Confidentiality rules prevent New York authorities from investigating the mental illness record of foreign states and lawmakers said it is unlikely that New York residents who are domiciled elsewhere, many of whom only have vacation homes and summer camps in New York, will have a mental illness record in New York. The legislation, signed earlier this week by Gov. Andrew Cuomo, requires an investigation of the mental illness records of a foreign state where the applicant is domiciled in a foreign state. In order to permit such an investigation, the measure requires such an applicant to execute a waiver of confidentiality in such form as may be required by their foreign home state.
While the legislation was approved overwhelmingly in the state Assembly, Assemblyman Colin Schmitt, R-New Windsor, questioned Assemblywoman Pamela Hunter, D-Syracuse, about the bill.
“This is just for those folks who are out-of-state who now will have to go through the same background check as everyone if they own property in New York state,” Hunter said.

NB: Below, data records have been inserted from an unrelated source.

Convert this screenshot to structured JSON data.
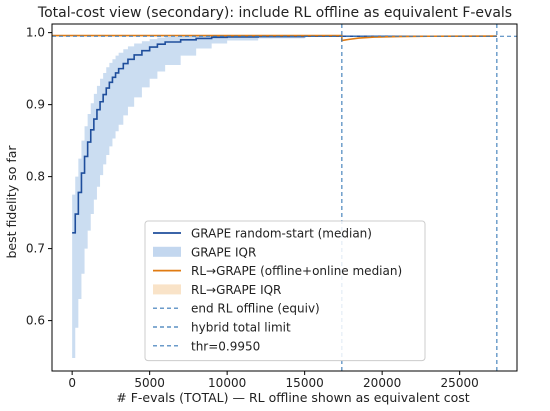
{
  "chart_data": {
    "type": "line",
    "title": "Total-cost view (secondary): include RL offline as equivalent F-evals",
    "xlabel": "# F-evals (TOTAL) — RL offline shown as equivalent cost",
    "ylabel": "best fidelity so far",
    "xlim": [
      -1300,
      28700
    ],
    "ylim": [
      0.53,
      1.012
    ],
    "xticks": [
      0,
      5000,
      10000,
      15000,
      20000,
      25000
    ],
    "yticks": [
      0.6,
      0.7,
      0.8,
      0.9,
      1.0
    ],
    "xtick_labels": [
      "0",
      "5000",
      "10000",
      "15000",
      "20000",
      "25000"
    ],
    "ytick_labels": [
      "0.6",
      "0.7",
      "0.8",
      "0.9",
      "1.0"
    ],
    "grid": false,
    "legend_position": "lower-center",
    "series": [
      {
        "name": "GRAPE random-start (median)",
        "kind": "step-line",
        "color": "#1f4e9c",
        "x": [
          0,
          200,
          400,
          600,
          800,
          1000,
          1200,
          1400,
          1600,
          1800,
          2000,
          2200,
          2400,
          2600,
          2800,
          3000,
          3300,
          3600,
          4000,
          4500,
          5000,
          5500,
          6000,
          7000,
          8000,
          9000,
          10000,
          12000,
          15000,
          20000,
          25000,
          27400
        ],
        "y": [
          0.722,
          0.748,
          0.778,
          0.805,
          0.828,
          0.848,
          0.865,
          0.88,
          0.893,
          0.904,
          0.914,
          0.923,
          0.931,
          0.938,
          0.944,
          0.95,
          0.957,
          0.963,
          0.969,
          0.975,
          0.98,
          0.984,
          0.987,
          0.99,
          0.992,
          0.9935,
          0.994,
          0.9945,
          0.995,
          0.995,
          0.995,
          0.995
        ]
      },
      {
        "name": "GRAPE IQR",
        "kind": "band",
        "color": "#a9c6e8",
        "x": [
          0,
          200,
          400,
          600,
          800,
          1000,
          1200,
          1400,
          1600,
          1800,
          2000,
          2200,
          2400,
          2600,
          2800,
          3000,
          3300,
          3600,
          4000,
          4500,
          5000,
          5500,
          6000,
          7000,
          8000,
          9000,
          10000,
          12000,
          15000,
          20000,
          25000,
          27400
        ],
        "lower": [
          0.548,
          0.59,
          0.63,
          0.665,
          0.7,
          0.725,
          0.748,
          0.768,
          0.786,
          0.802,
          0.817,
          0.83,
          0.842,
          0.853,
          0.863,
          0.872,
          0.885,
          0.897,
          0.91,
          0.924,
          0.936,
          0.946,
          0.955,
          0.968,
          0.978,
          0.985,
          0.989,
          0.992,
          0.994,
          0.995,
          0.995,
          0.995
        ],
        "upper": [
          0.775,
          0.8,
          0.825,
          0.85,
          0.87,
          0.887,
          0.902,
          0.915,
          0.926,
          0.936,
          0.944,
          0.952,
          0.958,
          0.963,
          0.968,
          0.972,
          0.977,
          0.981,
          0.985,
          0.988,
          0.991,
          0.993,
          0.994,
          0.995,
          0.9955,
          0.996,
          0.996,
          0.996,
          0.996,
          0.996,
          0.996,
          0.996
        ]
      },
      {
        "name": "RL→GRAPE (offline+online median)",
        "kind": "line",
        "color": "#e07b12",
        "x": [
          -1300,
          17400,
          17400,
          17800,
          18500,
          19500,
          21000,
          23000,
          27400
        ],
        "y": [
          0.996,
          0.996,
          0.989,
          0.9905,
          0.9925,
          0.9938,
          0.9945,
          0.995,
          0.9952
        ]
      },
      {
        "name": "RL→GRAPE IQR",
        "kind": "band",
        "color": "#f7d7b0",
        "x": [
          17400,
          18500,
          21000,
          27400
        ],
        "lower": [
          0.988,
          0.992,
          0.994,
          0.995
        ],
        "upper": [
          0.99,
          0.993,
          0.995,
          0.9955
        ]
      },
      {
        "name": "end RL offline (equiv)",
        "kind": "vline",
        "color": "#3a7ab8",
        "x": 17400
      },
      {
        "name": "hybrid total limit",
        "kind": "vline",
        "color": "#3a7ab8",
        "x": 27400
      },
      {
        "name": "thr=0.9950",
        "kind": "hline",
        "color": "#3a7ab8",
        "y": 0.995
      }
    ]
  }
}
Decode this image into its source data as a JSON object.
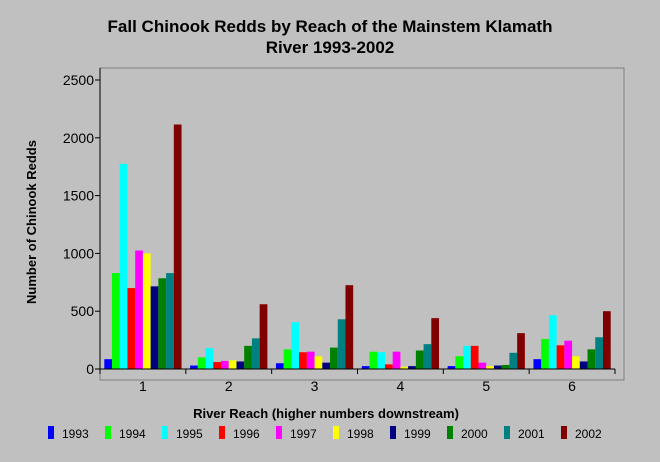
{
  "chart_data": {
    "type": "bar",
    "title_lines": [
      "Fall Chinook Redds by Reach of the Mainstem Klamath",
      "River 1993-2002"
    ],
    "xlabel": "River Reach (higher numbers downstream)",
    "ylabel": "Number of Chinook Redds",
    "categories": [
      "1",
      "2",
      "3",
      "4",
      "5",
      "6"
    ],
    "ylim": [
      0,
      2500
    ],
    "yticks": [
      0,
      500,
      1000,
      1500,
      2000,
      2500
    ],
    "grid": false,
    "legend_position": "bottom",
    "series": [
      {
        "name": "1993",
        "color": "#0000ff",
        "values": [
          85,
          30,
          50,
          25,
          25,
          85
        ]
      },
      {
        "name": "1994",
        "color": "#00ff00",
        "values": [
          830,
          100,
          170,
          150,
          110,
          260
        ]
      },
      {
        "name": "1995",
        "color": "#00ffff",
        "values": [
          1775,
          180,
          405,
          145,
          200,
          465
        ]
      },
      {
        "name": "1996",
        "color": "#ff0000",
        "values": [
          700,
          60,
          145,
          40,
          200,
          205
        ]
      },
      {
        "name": "1997",
        "color": "#ff00ff",
        "values": [
          1025,
          70,
          150,
          150,
          55,
          245
        ]
      },
      {
        "name": "1998",
        "color": "#ffff00",
        "values": [
          1000,
          75,
          110,
          20,
          25,
          110
        ]
      },
      {
        "name": "1999",
        "color": "#000080",
        "values": [
          715,
          65,
          55,
          25,
          30,
          65
        ]
      },
      {
        "name": "2000",
        "color": "#008000",
        "values": [
          785,
          200,
          185,
          160,
          35,
          170
        ]
      },
      {
        "name": "2001",
        "color": "#008080",
        "values": [
          830,
          265,
          430,
          215,
          140,
          275
        ]
      },
      {
        "name": "2002",
        "color": "#800000",
        "values": [
          2115,
          560,
          725,
          440,
          310,
          500
        ]
      }
    ]
  }
}
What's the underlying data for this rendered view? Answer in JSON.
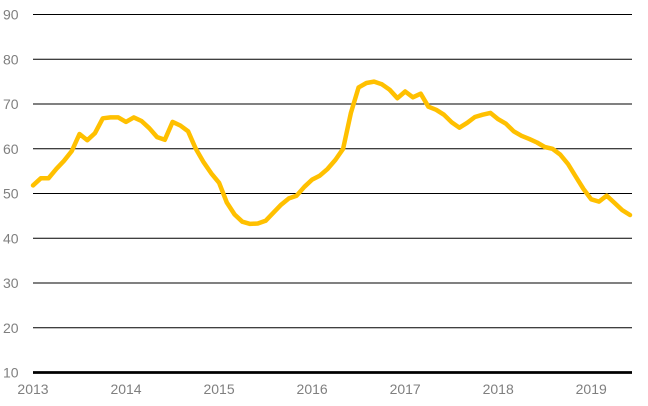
{
  "chart_data": {
    "type": "line",
    "title": "",
    "x_start": "2013-01",
    "x_end": "2019-06",
    "frequency": "monthly",
    "x_tick_labels": [
      "2013",
      "2014",
      "2015",
      "2016",
      "2017",
      "2018",
      "2019"
    ],
    "y_tick_labels": [
      "10",
      "20",
      "30",
      "40",
      "50",
      "60",
      "70",
      "80",
      "90"
    ],
    "yticks": [
      10,
      20,
      30,
      40,
      50,
      60,
      70,
      80,
      90
    ],
    "ylim": [
      10,
      90
    ],
    "grid": "horizontal",
    "legend_position": "none",
    "series": [
      {
        "name": "series-1",
        "color": "#FFC000",
        "values": [
          51.8,
          53.4,
          53.4,
          55.5,
          57.3,
          59.5,
          63.3,
          61.9,
          63.5,
          66.8,
          67.0,
          67.0,
          66.0,
          67.0,
          66.2,
          64.6,
          62.6,
          62.0,
          66.0,
          65.2,
          63.9,
          60.0,
          57.0,
          54.5,
          52.4,
          48.0,
          45.3,
          43.7,
          43.2,
          43.3,
          43.9,
          45.7,
          47.5,
          48.9,
          49.5,
          51.5,
          53.1,
          54.0,
          55.5,
          57.5,
          60.0,
          68.0,
          73.7,
          74.7,
          75.0,
          74.4,
          73.2,
          71.3,
          72.8,
          71.5,
          72.3,
          69.4,
          68.7,
          67.6,
          65.9,
          64.7,
          65.8,
          67.1,
          67.6,
          68.0,
          66.6,
          65.6,
          63.9,
          62.9,
          62.2,
          61.4,
          60.4,
          60.0,
          58.7,
          56.6,
          53.8,
          51.0,
          48.7,
          48.2,
          49.5,
          47.9,
          46.3,
          45.2
        ]
      }
    ]
  },
  "style": {
    "background_color": "#FFFFFF",
    "gridline_color": "#000000",
    "axis_line_color": "#000000",
    "tick_label_color": "#7F7F7F",
    "series_line_width": 4.5
  }
}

Schmitt asked Hunter how many licenses or applications would be affected, with Hunter replying lawmakers don’t know yet. Schmitt also wanted to know if the legislation broadened scrutiny of gun purchases by current New York state residents.
“So, we are, in essence making it fair for New York residents to be able to say that someone else isn’t getting special treatment who isn’t a resident of New York?” Schmitt asked.
The legislation had been proposed in the state Assembly in the 2015, 2016 and 2018 legislative sessions and had been passed in the Assembly all three times. It failed in the Senate in each of those sessions.